Additionally, the widely-read rankings like US News & World Report contain an implied precision: school number 4 better than school number 5, or there is a ‘tie’ for 8th place. Are the criteria used to make that determination applicable to one particular student? Minor changes in the weighting of the criteria would quickly reverse ranking making the current rankings system more like a football BCS than a March Madness Final Four.
Even USN&WR admit that “it's much harder to find relevant alternatives: colleges similar to your first choice, but ones that, for one reason or another, are better for your needs.” Unfortunately, one has to click five links deep into their ranking page to find this out.
The fit process, which hopefully HS counselors and most ethical IEC’s employ, engages college ranking in reverse – the student and IEC develop their wants, needs, and priorities, and generate their college list based on a calibrated set of fit criteria, which is essentially their personal ranking. An IEC’s knowledge of relevant alternatives, skill at teasing out the student’s real interests and priorities, and the personal needs of the family are what turns rankings into a personal fit.

Since I am asking about things that get mostly negative comments from educators, teachers, students and parents I will bring up testing. There are some who think standardized test should at best be optional for students to submit. There are some who think they should be eliminated all together. Where are you on the testing spectrum? Are they useful and if so why do so many think they are not?
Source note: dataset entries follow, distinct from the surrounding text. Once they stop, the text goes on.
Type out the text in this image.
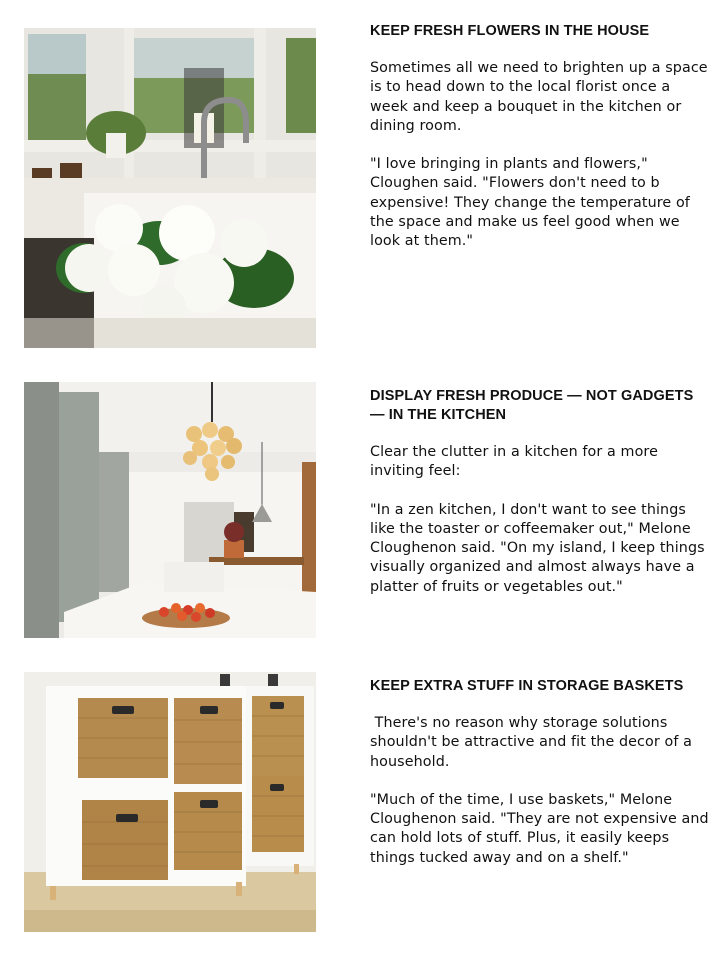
KEEP FRESH FLOWERS IN THE HOUSE

Sometimes all we need to brighten up a space is to head down to the local florist once a week and keep a bouquet in the kitchen or dining room.

"I love bringing in plants and flowers," Cloughen said. "Flowers don't need to b expensive! They change the temperature of the space and make us feel good when we look at them."

DISPLAY FRESH PRODUCE — NOT GADGETS — IN THE KITCHEN

Clear the clutter in a kitchen for a more inviting feel:

"In a zen kitchen, I don't want to see things like the toaster or coffeemaker out," Melone Cloughenon said. "On my island, I keep things visually organized and almost always have a platter of fruits or vegetables out."

KEEP EXTRA STUFF IN STORAGE BASKETS

There's no reason why storage solutions shouldn't be attractive and fit the decor of a household.

"Much of the time, I use baskets," Melone Cloughenon said. "They are not expensive and can hold lots of stuff. Plus, it easily keeps things tucked away and on a shelf."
With the latest trend in making everyone a valedictorian, and so many students attaining GPA’s of 4.0, I can’t blame colleges for want of another indicator of readiness. The whole system becomes ludicrous, however, when a student’s stock drops because they score a 780 rather than an 800. Insert the emotionally charged discussion of whether the test has become a test of knowledge or income, and listen to the debate roar onward. The College Board hasn’t helped, from absurd scoring practices to internationally organized cheating scandals. Now we wait with bated breath to see what David Coleman’s crew rolls out with the redesigned SAT in March.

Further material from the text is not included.